The trend gram that we used in the present study makes it possible to assess T and V during the examination of FMD and NMD. As shown in Table 2, T and V during examination of FMD in DM patients with normal %NMD were not significantly impaired compared with those in the control participants, despite the significant decrease in %FMD (maximal dilation). Generally, pathophysiology of endothelial dysfunction was considered to be caused by a reduction of NO and the other factors23. In the present study, it is more likely that the impairment of endothelial function that was observed in DM patients with normal %NMD would be a result of the low production of NO in the endothelium, because the maximal dilation in response to reactive hyperemia (%FMD) was disturbed, although their responsiveness and reactivity indicated as T and V of FMD were normal, but further investigation is required to settle this issue.

In the whole group of DM patients, approximately half of the patients (51%) were thought to have vascular smooth muscle dysfunction (impaired %NMD). When clinical characteristics of patients with impaired %NMD were compared with those of patients with normal %NMD, an increased trend of A1C, and a significant high prevalence of albuminuria and hypertension were detected, although the duration of diabetes was almost the same between the two groups. Multiple regression analysis also showed that albuminuria was independently correlated with %NMD in a negative manner when corrected with eGFR. Some articles reported that impairment of vascular dilation had often been shown to be associated with albuminuria in the non‐diabetic patients with hypertension or dyslipidemia26. As impaired %FMD was found in diabetes alone29, it is not surprising that vascular dysfunction might occur in DM patients with albuminuria. Our data also showed hyporesponsiveness of vascular dilation to the exogenous NO in DM patients with albuminuria. Campuzano30 reported that the main cause of hyporesponsiveness of vascular dilation to exogenous NO might be related to the vascular smooth muscle dysfunction. This is why DM patients with albuminuria are considered to have vascular smooth muscle dysfunction.

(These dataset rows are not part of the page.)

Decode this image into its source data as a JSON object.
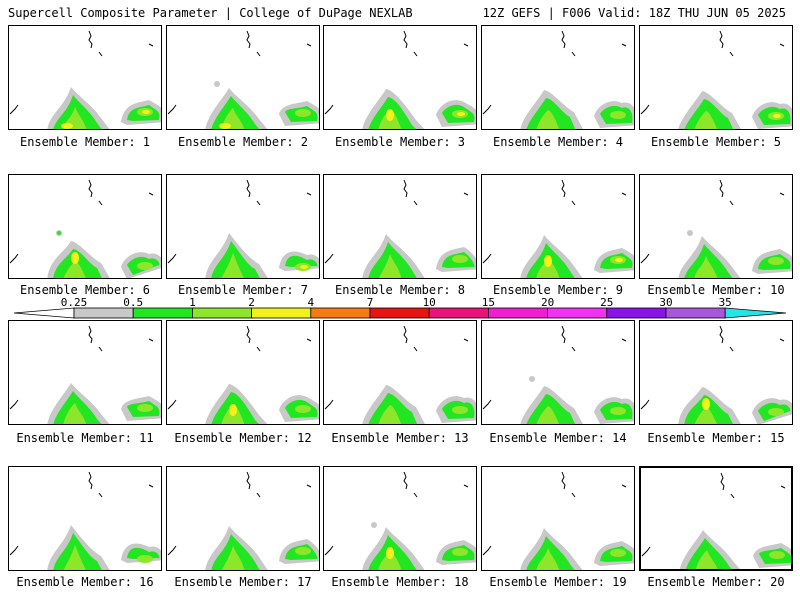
{
  "header": {
    "left_title": "Supercell Composite Parameter | College of DuPage NEXLAB",
    "right_title": "12Z GEFS | F006 Valid: 18Z THU JUN 05 2025"
  },
  "panels": [
    {
      "label": "Ensemble Member: 1"
    },
    {
      "label": "Ensemble Member: 2"
    },
    {
      "label": "Ensemble Member: 3"
    },
    {
      "label": "Ensemble Member: 4"
    },
    {
      "label": "Ensemble Member: 5"
    },
    {
      "label": "Ensemble Member: 6"
    },
    {
      "label": "Ensemble Member: 7"
    },
    {
      "label": "Ensemble Member: 8"
    },
    {
      "label": "Ensemble Member: 9"
    },
    {
      "label": "Ensemble Member: 10"
    },
    {
      "label": "Ensemble Member: 11"
    },
    {
      "label": "Ensemble Member: 12"
    },
    {
      "label": "Ensemble Member: 13"
    },
    {
      "label": "Ensemble Member: 14"
    },
    {
      "label": "Ensemble Member: 15"
    },
    {
      "label": "Ensemble Member: 16"
    },
    {
      "label": "Ensemble Member: 17"
    },
    {
      "label": "Ensemble Member: 18"
    },
    {
      "label": "Ensemble Member: 19"
    },
    {
      "label": "Ensemble Member: 20",
      "selected": true
    }
  ],
  "colorbar": {
    "ticks": [
      "0.25",
      "0.5",
      "1",
      "2",
      "4",
      "7",
      "10",
      "15",
      "20",
      "25",
      "30",
      "35"
    ],
    "colors": [
      "#ffffff",
      "#c8c8c8",
      "#22e622",
      "#8ee62a",
      "#f2f21a",
      "#f47a12",
      "#e81414",
      "#e8147a",
      "#f01ed2",
      "#f232f2",
      "#8a14e8",
      "#a856dc",
      "#22e6e6"
    ]
  },
  "shading": {
    "gray": "#c8c8c8",
    "green": "#22e622",
    "lightgreen": "#8ee62a",
    "yellow": "#f2f21a"
  }
}
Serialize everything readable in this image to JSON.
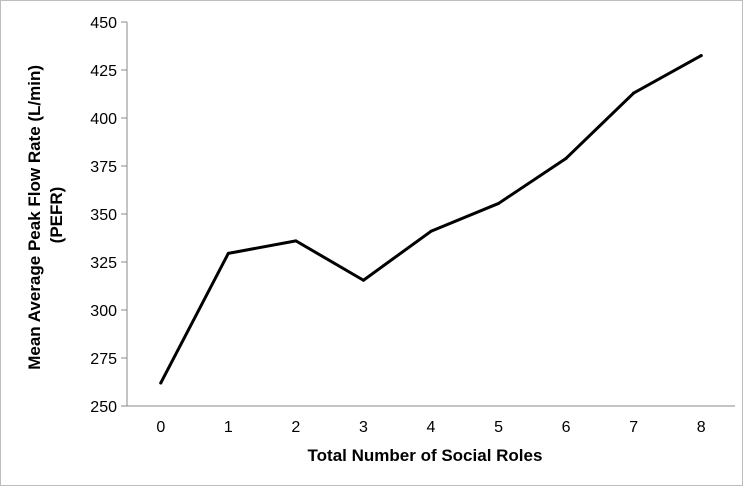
{
  "chart_data": {
    "type": "line",
    "title": "",
    "xlabel": "Total Number of Social Roles",
    "ylabel": [
      "Mean Average Peak Flow Rate (L/min)",
      "(PEFR)"
    ],
    "categories": [
      "0",
      "1",
      "2",
      "3",
      "4",
      "5",
      "6",
      "7",
      "8"
    ],
    "series": [
      {
        "values": [
          262,
          329.5,
          336,
          315.5,
          341,
          355.5,
          379,
          413,
          432.5
        ]
      }
    ],
    "ylim": [
      250,
      450
    ],
    "yticks": [
      250,
      275,
      300,
      325,
      350,
      375,
      400,
      425,
      450
    ],
    "grid": false,
    "legend": "none",
    "line_color": "#000000"
  }
}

The present data, taken together, strongly suggest that both vascular endothelial function and vascular smooth muscle function have been impaired in DM, and in particular, vascular smooth muscle function is considered to be a key factor for vascular dilation in DM. Also, impaired %NMD in DM is related to albuminuria. Thus, it is necessary to examine not only FMD, but also NMD in evaluating vascular function of DM, especially in those with albuminuria. Further long‐term prospective studies could address the issue of impairment in vascular function shown by FMD and NMD.